Chore schedule for my day 'off'

Today I had the day off. By off I mean I didn't have to go to the place that gives me a paycheck. So on my day off I would like to relax but unfortunately, I'm a chicken farmer and farmer's never truly get a day 'off'. We have chores every day of the week. There's always some animal that needs fed or cleaned up after. Thankfully my daily chicken chores are pretty easy. 

It takes about 1/2 hour every morning to feed/water the chickens, switch out dirty bowls and let everyone out. In the evening it takes about another 1/2 hour to feed/water & count every bird then lock them all up for the night. Usually youngest son does afternoon feeding so I get to sit that one out. When I find some time during the week I scrape poop boards and fill feed bins. I clean out brooders at least twice a week. It only takes a few minutes here and there. Nobody really wants to come home from work and start cleaning coops, so the big cleaning comes on the weekend.

chicken coop

Chicken farm chores

This is what I did on my day off:
Morning chores: 1/2 hour (feed, water & open doors)
Met with customers, gave farm tour: 1 hour
Moved chicks out of Silkie coop to grow-out pen, fixed led light in silkie coop: 1/2 hour
Cleaned Guinea coop (20X12 building): 1 hour
Chased Guineas back into coop: 15 minutes 
Washed food and water bowls that have accumulated all week: 1/2 hour
Cleaned out the brooders in the garage: 15 minutes
Evening chores: 1/2 hour (fill waters, lock up & count them all)
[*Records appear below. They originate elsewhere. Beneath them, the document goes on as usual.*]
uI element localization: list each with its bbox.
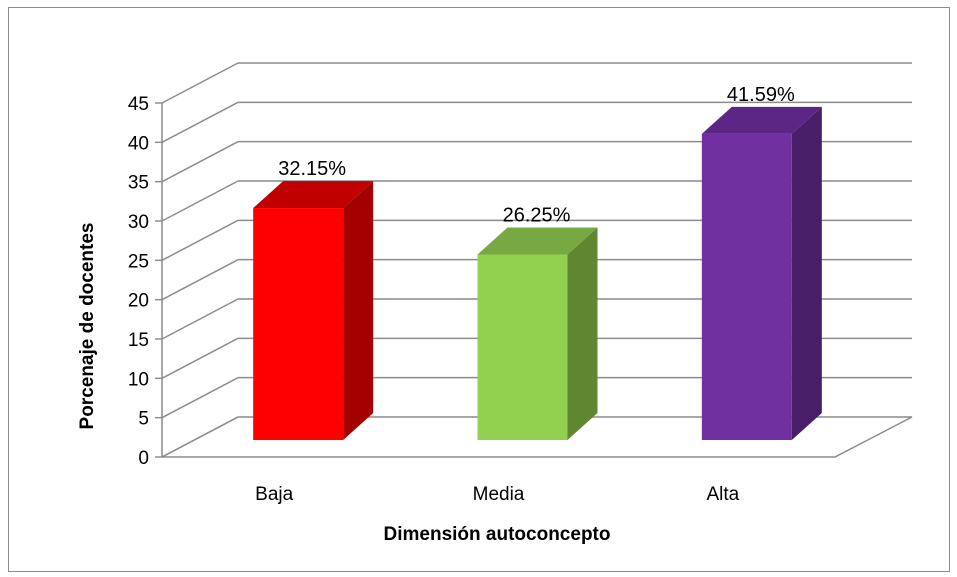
- bar-top: [253, 181, 374, 209]
- data-label: 26.25%: [503, 205, 571, 227]
- y-tick-label: 40: [128, 133, 149, 154]
- y-tick-label: 15: [128, 330, 149, 351]
- bar-front: [477, 254, 568, 440]
- y-tick-label: 5: [138, 409, 149, 430]
- y-tick-label: 30: [128, 212, 149, 233]
- category-labels: Baja Media Alta: [255, 484, 739, 505]
- bar-front: [253, 208, 344, 440]
- data-label: 32.15%: [278, 158, 346, 180]
- chart-floor: [161, 416, 913, 458]
- x-axis-title: Dimensión autoconcepto: [384, 524, 611, 545]
- gridline-diagonal: [161, 180, 239, 222]
- gridline-diagonal: [161, 101, 239, 143]
- bar-baja: [253, 181, 374, 440]
- bars: [253, 106, 822, 441]
- gridline-diagonal: [161, 298, 239, 340]
- gridline-diagonal: [161, 219, 239, 261]
- gridline-diagonal: [161, 141, 239, 183]
- y-tick-label: 10: [128, 369, 149, 390]
- bar-side: [791, 106, 822, 441]
- gridline-diagonal: [161, 62, 239, 104]
- bar-top: [477, 227, 598, 255]
- bar-alta: [701, 106, 822, 441]
- bar-front: [701, 133, 792, 441]
- bar-side: [567, 227, 598, 440]
- bar-media: [477, 227, 598, 440]
- gridline-diagonal: [161, 259, 239, 301]
- category-label: Baja: [255, 484, 293, 505]
- gridline-diagonal: [161, 377, 239, 419]
- data-labels: 32.15% 26.25% 41.59%: [278, 84, 795, 227]
- bar-top: [701, 106, 822, 134]
- y-tick-label: 25: [128, 251, 149, 272]
- y-tick-labels: 0 5 10 15 20 25 30 35 40 45: [128, 94, 149, 469]
- y-axis: [155, 102, 163, 458]
- gridline-diagonal: [161, 337, 239, 379]
- y-tick-label: 0: [138, 448, 149, 469]
- bar-side: [343, 181, 374, 440]
- y-tick-label: 45: [128, 94, 149, 115]
- category-label: Media: [473, 484, 525, 505]
- y-tick-label: 20: [128, 291, 149, 312]
- y-axis-title: Porcenaje de docentes: [77, 223, 98, 430]
- data-label: 41.59%: [727, 84, 795, 106]
- category-label: Alta: [706, 484, 739, 505]
- y-tick-label: 35: [128, 173, 149, 194]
I can end up meeting with customers any day of the week actually. Some like to take some time and ask lots of questions about the birds, others like to pick their chicks and go. Some want a tour, some don't. It could go either way. I schedule appointments around my work hours, but sometimes people just show up. 

Coops get cleaned more often in rainy weather of course, or when they have lots of chicks in the summer. Every weekend I clean a different coop, some more frequently then others:

  • The Silkie house needs cleaned far more often then any other coop.
  • The D'uccle coop can practically get forgotten...it never seems to get dirty. 
  • The Guinea house takes the longest of all the coops. It is the biggest and also has the most birds.
  • The grow out pen can be done in 10 minutes. No lie.  
  • The Wild West coop needs the most poop scraping during the week. The big cleaning only takes about as long as the Silkie coop, but needs done half as often.
I sorta got a routine, but it gets interrupted by spilled waterers and doors that were open when it rained. It's ok, I'm flexible like that. The funny thing is, until I started thinking about it today (prompted by someone at work yesterday asking what I'm doing on my 'day off') I never really considered how much I do. 

It didn't start like this. No one starts like this. We all started with 1 coop, right? There was supposed to be a few chickens, then suddenly it got full and another coop was needed. 4 years later I don't get a day off. *sigh*...but I do get faces like this looking up at me begging to be picked up for treats...so it all balances out!